Naquele dia, ao ver sua “Riqueza” (apelido de Suzana) padecendo as dores do parto — nada de novo, visto que já haviam passado aquilo por três vezes, pois a primeira gestação foi de gêmeos — refletiu sobre a atual situação financeira do casal. Quatro meninos e mais um (ou uma) a caminho. Hora de parar com a fábrica, talvez? Suzana iria concordar? Assunto para mais tarde, pois a bolsa de sua Riqueza rompera naquele momento...

Damião apressou-se em providenciar os ajustes. Já havia levado os pequenos para a casa da mãe, que era próxima. Guardou a mala com as roupas do bebê na caminhonete e voltou para ajudar Suzana. Precisou carregá-la, pois segundo ela, o filho deles parecia já estar entre suas pernas. Parturiente devidamente acomodada no banco do veículo, pisou fundo naquele acelerador até o hospital. Damião sorria, pensando como seria bom ter mais um pequenino ou pequenina para compor a família, apesar dos apertos financeiros.

No caminho e sem alarde, Suzana anunciou que João Pedro ou Ana Francisca já estava realmente com a cabeça praticamente para fora.

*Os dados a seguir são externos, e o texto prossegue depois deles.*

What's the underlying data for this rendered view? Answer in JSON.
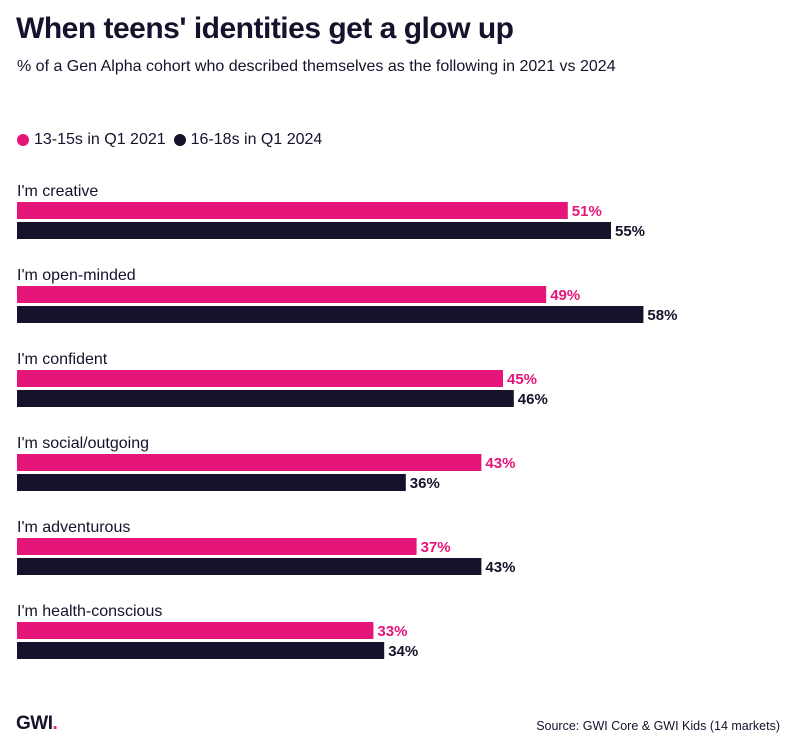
{
  "title": "When teens' identities get a glow up",
  "subtitle": "% of a Gen Alpha cohort who described themselves as the following in 2021 vs 2024",
  "colors": {
    "series1": "#e6157a",
    "series2": "#15122b"
  },
  "logo": {
    "text": "GWI",
    "dot": "."
  },
  "source": "Source: GWI Core & GWI Kids (14 markets)",
  "chart_data": {
    "type": "bar",
    "orientation": "horizontal",
    "title": "When teens' identities get a glow up",
    "subtitle": "% of a Gen Alpha cohort who described themselves as the following in 2021 vs 2024",
    "categories": [
      "I'm creative",
      "I'm open-minded",
      "I'm confident",
      "I'm social/outgoing",
      "I'm adventurous",
      "I'm health-conscious"
    ],
    "series": [
      {
        "name": "13-15s in Q1 2021",
        "color": "#e6157a",
        "values": [
          51,
          49,
          45,
          43,
          37,
          33
        ]
      },
      {
        "name": "16-18s in Q1 2024",
        "color": "#15122b",
        "values": [
          55,
          58,
          46,
          36,
          43,
          34
        ]
      }
    ],
    "value_suffix": "%",
    "xlim": [
      0,
      60
    ],
    "legend": "top-left",
    "grid": false
  }
}
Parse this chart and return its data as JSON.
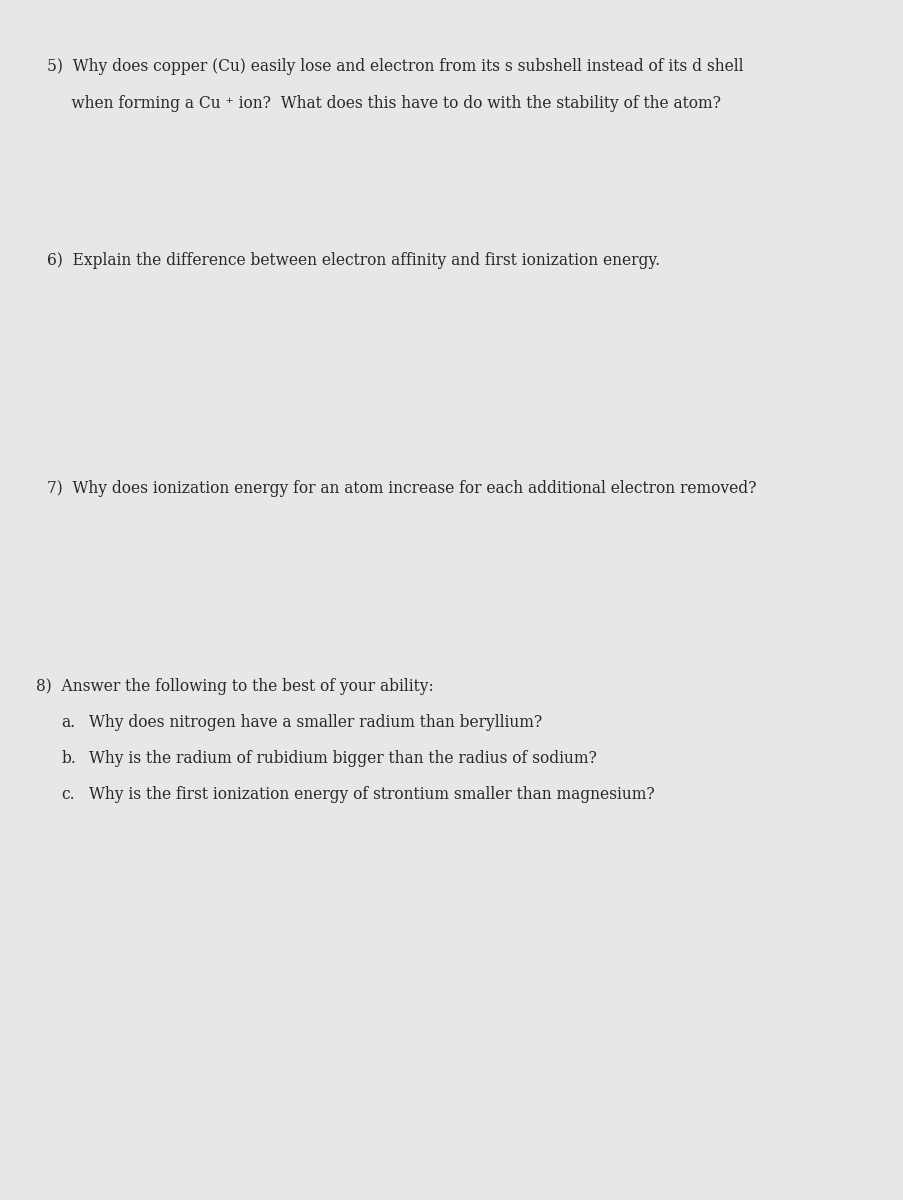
{
  "bg_color": "#c8c7c5",
  "page_color": "#e8e7e5",
  "text_color": "#2a2828",
  "font_size": 11.2,
  "q5_line1": "5)  Why does copper (Cu) easily lose and electron from its s subshell instead of its d shell",
  "q5_line2": "     when forming a Cu ⁺ ion?  What does this have to do with the stability of the atom?",
  "q6_line": "6)  Explain the difference between electron affinity and first ionization energy.",
  "q7_line": "7)  Why does ionization energy for an atom increase for each additional electron removed?",
  "q8_line": "8)  Answer the following to the best of your ability:",
  "q8a_label": "a.",
  "q8a_text": "Why does nitrogen have a smaller radium than beryllium?",
  "q8b_label": "b.",
  "q8b_text": "Why is the radium of rubidium bigger than the radius of sodium?",
  "q8c_label": "c.",
  "q8c_text": "Why is the first ionization energy of strontium smaller than magnesium?"
}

Damião sorriu de satisfação e disse:

— Ô xente, que beleza, minha Riqueza! Vai ser rápido então!

Suzana tinha uma leve esperança de ganhar uma filha desta vez. Chamaria Ana Francisca, por causa da avozinha querida e para homenagear a avó de Jesus. Para o caso de ser um menino, haviam escolhido o nome João Pedro para completar o time de apóstolos. Houve uma pequena discussão sobre se colocariam João, preferência do pai, ou Pedro, preferência da mãe. E para resolver a contenda, juntaram os dois. Os quatro primeiros meninos chamavam, nessa ordem, Tiago, Filipe (que eram gêmeos),  André e Matias, que recebera este nome em homenagem a Judas Iscariotes. Ninguém entendeu a homenagem, mas todos gostaram do nome.

A jovem mãezinha passou bastante mal durante a viagem até a cidade, contudo administrava bem a situação, de forma que, quando a caminhonete de Damião estacionou na porta de entrada do hospital, Suzana já estava com um menino, no caso, o João Pedro nas mãos.

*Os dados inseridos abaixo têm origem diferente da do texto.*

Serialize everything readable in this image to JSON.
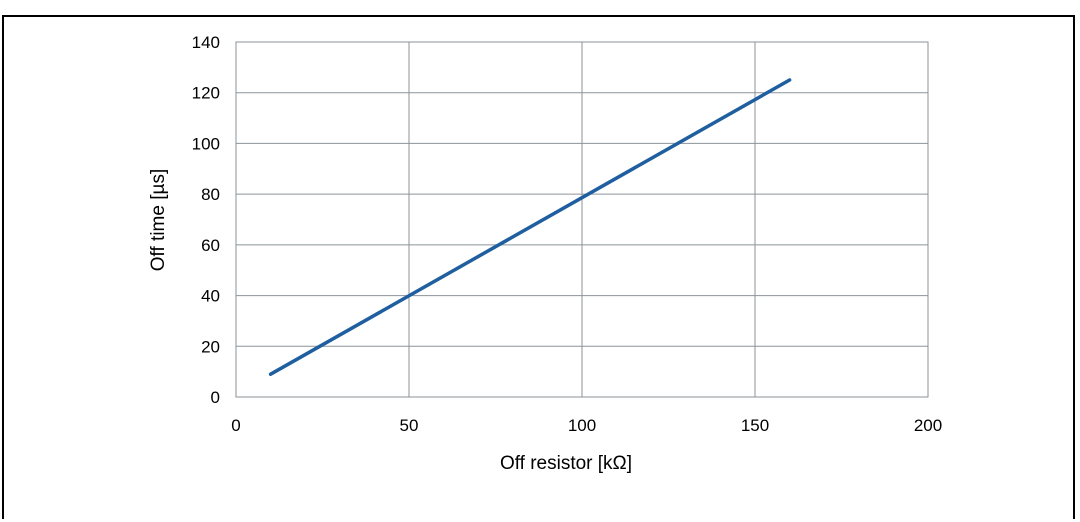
{
  "chart_data": {
    "type": "line",
    "title": "",
    "xlabel": "Off resistor [kΩ]",
    "ylabel": "Off time [µs]",
    "xlim": [
      0,
      200
    ],
    "ylim": [
      0,
      140
    ],
    "xticks": [
      0,
      50,
      100,
      150,
      200
    ],
    "yticks": [
      0,
      20,
      40,
      60,
      80,
      100,
      120,
      140
    ],
    "grid": true,
    "series": [
      {
        "color": "#1f5fa0",
        "x": [
          10,
          160
        ],
        "y": [
          9,
          125
        ]
      }
    ]
  }
}
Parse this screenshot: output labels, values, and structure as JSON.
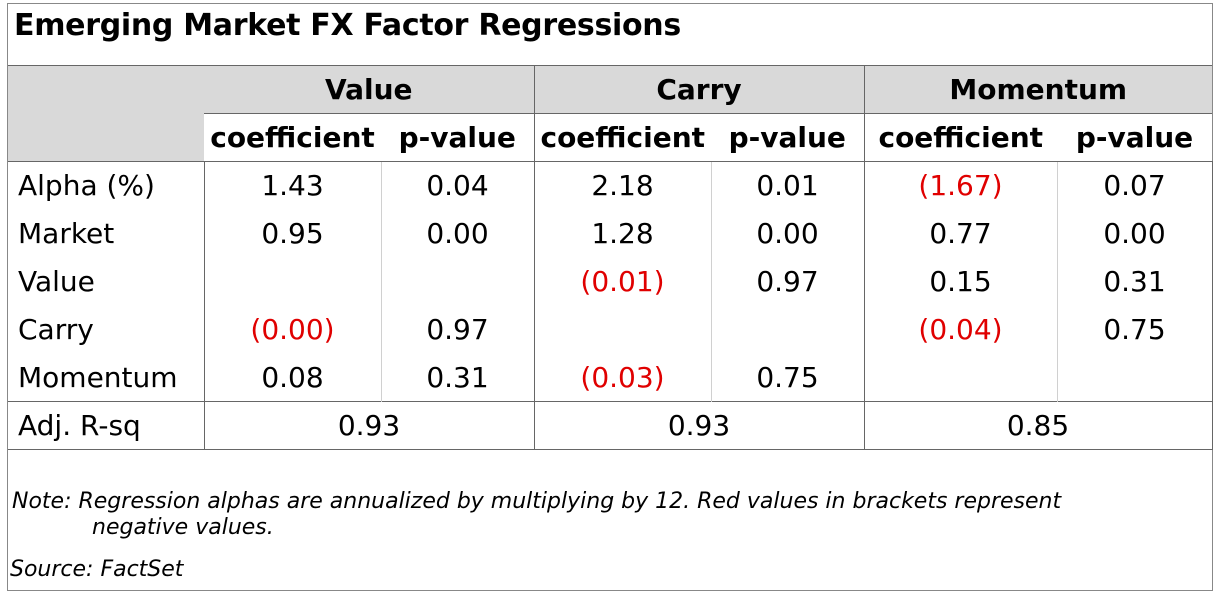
{
  "title": "Emerging Market FX Factor Regressions",
  "groups": [
    "Value",
    "Carry",
    "Momentum"
  ],
  "subheaders": [
    "coefficient",
    "p-value"
  ],
  "rows": [
    {
      "label": "Alpha (%)",
      "cells": [
        {
          "v": "1.43",
          "neg": false
        },
        {
          "v": "0.04",
          "neg": false
        },
        {
          "v": "2.18",
          "neg": false
        },
        {
          "v": "0.01",
          "neg": false
        },
        {
          "v": "(1.67)",
          "neg": true
        },
        {
          "v": "0.07",
          "neg": false
        }
      ]
    },
    {
      "label": "Market",
      "cells": [
        {
          "v": "0.95",
          "neg": false
        },
        {
          "v": "0.00",
          "neg": false
        },
        {
          "v": "1.28",
          "neg": false
        },
        {
          "v": "0.00",
          "neg": false
        },
        {
          "v": "0.77",
          "neg": false
        },
        {
          "v": "0.00",
          "neg": false
        }
      ]
    },
    {
      "label": "Value",
      "cells": [
        {
          "v": "",
          "neg": false
        },
        {
          "v": "",
          "neg": false
        },
        {
          "v": "(0.01)",
          "neg": true
        },
        {
          "v": "0.97",
          "neg": false
        },
        {
          "v": "0.15",
          "neg": false
        },
        {
          "v": "0.31",
          "neg": false
        }
      ]
    },
    {
      "label": "Carry",
      "cells": [
        {
          "v": "(0.00)",
          "neg": true
        },
        {
          "v": "0.97",
          "neg": false
        },
        {
          "v": "",
          "neg": false
        },
        {
          "v": "",
          "neg": false
        },
        {
          "v": "(0.04)",
          "neg": true
        },
        {
          "v": "0.75",
          "neg": false
        }
      ]
    },
    {
      "label": "Momentum",
      "cells": [
        {
          "v": "0.08",
          "neg": false
        },
        {
          "v": "0.31",
          "neg": false
        },
        {
          "v": "(0.03)",
          "neg": true
        },
        {
          "v": "0.75",
          "neg": false
        },
        {
          "v": "",
          "neg": false
        },
        {
          "v": "",
          "neg": false
        }
      ]
    }
  ],
  "adj_r_sq": {
    "label": "Adj. R-sq",
    "values": [
      "0.93",
      "0.93",
      "0.85"
    ]
  },
  "note_line1": "Note: Regression alphas are annualized by multiplying by 12. Red values in brackets represent",
  "note_line2": "negative values.",
  "source": "Source: FactSet",
  "colors": {
    "negative": "#e00000",
    "header_bg": "#d9d9d9"
  }
}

Damião entrou apavorado acionando a emergência e rapidamente uma equipe de médico e enfermeiras atenderam prontamente mãe e filho, que foram levados para a sala de procedimentos.

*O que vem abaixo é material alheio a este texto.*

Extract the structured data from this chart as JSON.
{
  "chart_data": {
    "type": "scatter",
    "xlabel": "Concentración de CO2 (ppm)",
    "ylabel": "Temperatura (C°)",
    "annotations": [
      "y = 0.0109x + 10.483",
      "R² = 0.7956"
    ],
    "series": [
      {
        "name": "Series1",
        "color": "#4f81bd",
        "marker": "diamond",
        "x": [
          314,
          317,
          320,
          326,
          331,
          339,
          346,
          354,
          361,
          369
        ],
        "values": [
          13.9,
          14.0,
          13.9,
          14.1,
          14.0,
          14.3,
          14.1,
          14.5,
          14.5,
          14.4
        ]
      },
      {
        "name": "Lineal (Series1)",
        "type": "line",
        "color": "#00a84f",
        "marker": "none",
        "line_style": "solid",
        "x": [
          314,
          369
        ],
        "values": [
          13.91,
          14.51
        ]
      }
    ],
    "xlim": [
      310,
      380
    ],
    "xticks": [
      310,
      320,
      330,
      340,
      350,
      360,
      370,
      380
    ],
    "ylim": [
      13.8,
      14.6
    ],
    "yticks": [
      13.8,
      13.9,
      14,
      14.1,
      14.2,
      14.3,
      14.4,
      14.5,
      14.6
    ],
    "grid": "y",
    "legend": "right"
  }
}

 Entretanto, neste momento, sucedeu um fato curioso. O médico, enquanto aguardava a expulsão da placenta, espantou-se com o desespero de Suzana, que gritava e se contorcia de dores, dizendo parecer ter mais um bebê para sair. O que, de fato, era verdade e foi constatado pelo doutor. Daí a alguns minutos, a mãezinha de sexta viagem, pariu mais um menino lindo e chorão, uma grande novidade para todos, inclusive para o casal. Ficou bem claro que as consultas de pré-natal foram negligenciadas, por isso o desconhecimento da gestação gemelar, fato que desencadeou uma bronca por parte do médico.

Bronca devidamente registrada, Damião se divertia segurando os dois filhinhos no colo. Deu um beijo na esposa, dizendo:

— Minha Riqueza, parece que resolvemos o problema do nome?  

— Sim, meu Rei, o pequeno que nasceu primeiro é o João, o que veio depois, é Pedro... respondeu ela feliz e cansada.

E foi assim que ficou completo o time dos seis apóstolos de Damião e Suzana.